Miguel Huezo Mixco escribe una ficción no sin dejar de salpicarla de datos, nombres y hechos traídos de fuera del relato literario, y de ahí la advertencia al lector: “Algunos de los sucesos y personajes que aparecen en este libro están basados en historias de la vida real”, o el registro de citas (en su mayoría versos, de Eunice Odio y de Roque Dalton por ejemplo), o la fuente de archivo de la cual se toma la imagen de Viviana Gallardo o los agradecimientos, todos colocados en la “Nota del autor” al final del libro. Con estas intervenciones gráficas que enmarcan a la novela y que aparecen también a lo largo de los catorce capítulos del libro, el lector se ve, de alguna manera, descolocado: pactó para leer una novela pero “las historias de la vida real” no dejan de presentarse como parte del libro que tiene en sus manos. ¿Por qué cruzar intencionalmente los límites entre ficción y no ficción? Porque en esta novela los datos, los nombres y los hechos de la historia se ponen al servicio de la literatura. Se convierten en fragmentos de historias que, una vez pasados por el filtro del recuerdo y la memoria, pasan a ser una parte más del relato personal e íntimo al que el narrador intenta dar sentido.

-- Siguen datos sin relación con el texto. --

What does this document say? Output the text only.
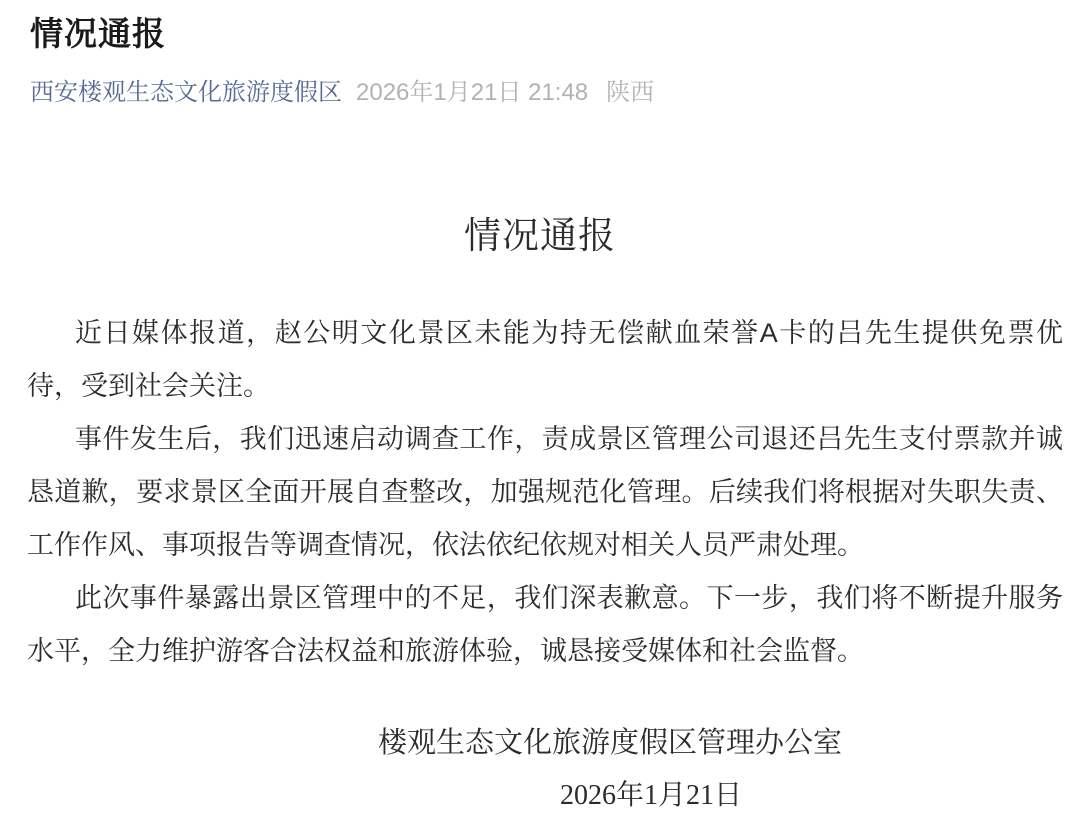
情况通报
西安楼观生态文化旅游度假区 2026年1月21日 21:48 陕西
情况通报

近日媒体报道，赵公明文化景区未能为持无偿献血荣誉A卡的吕先生提供免票优待，受到社会关注。

事件发生后，我们迅速启动调查工作，责成景区管理公司退还吕先生支付票款并诚恳道歉，要求景区全面开展自查整改，加强规范化管理。后续我们将根据对失职失责、工作作风、事项报告等调查情况，依法依纪依规对相关人员严肃处理。

此次事件暴露出景区管理中的不足，我们深表歉意。下一步，我们将不断提升服务水平，全力维护游客合法权益和旅游体验，诚恳接受媒体和社会监督。

楼观生态文化旅游度假区管理办公室
2026年1月21日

Es así que la imaginación literaria pasa a primer plano, convirtiendo lo que parece imposible en el registro de la historia en algo pensable en mundo de la literatura. Es así como, en la literatura, los desenterrados vienen a hablarnos sobre la necesidad de sacar el pasado a la luz, no como una representación estática de la historia de la guerra sino como una acción y una actividad situadas en el presente de un país y una región en las que se impone el olvido. Es así que lo que la literatura nos permite imaginar en el presente puede, también, ser parte de un futuro que apenas está por venir.

 

*Alexandra Ortiz Wallner es doctora en literaturas romances por la Universidad de Postdam y profesora de literaturas hispánicas en la Universidad Humboldt de Berlín. En 2010 fundó la Red Europea sobre investigaciones de Centroamérica y es autora de la monografía 'El arte de ficcionar: la novela contemporánea en Centroamérica' (2012).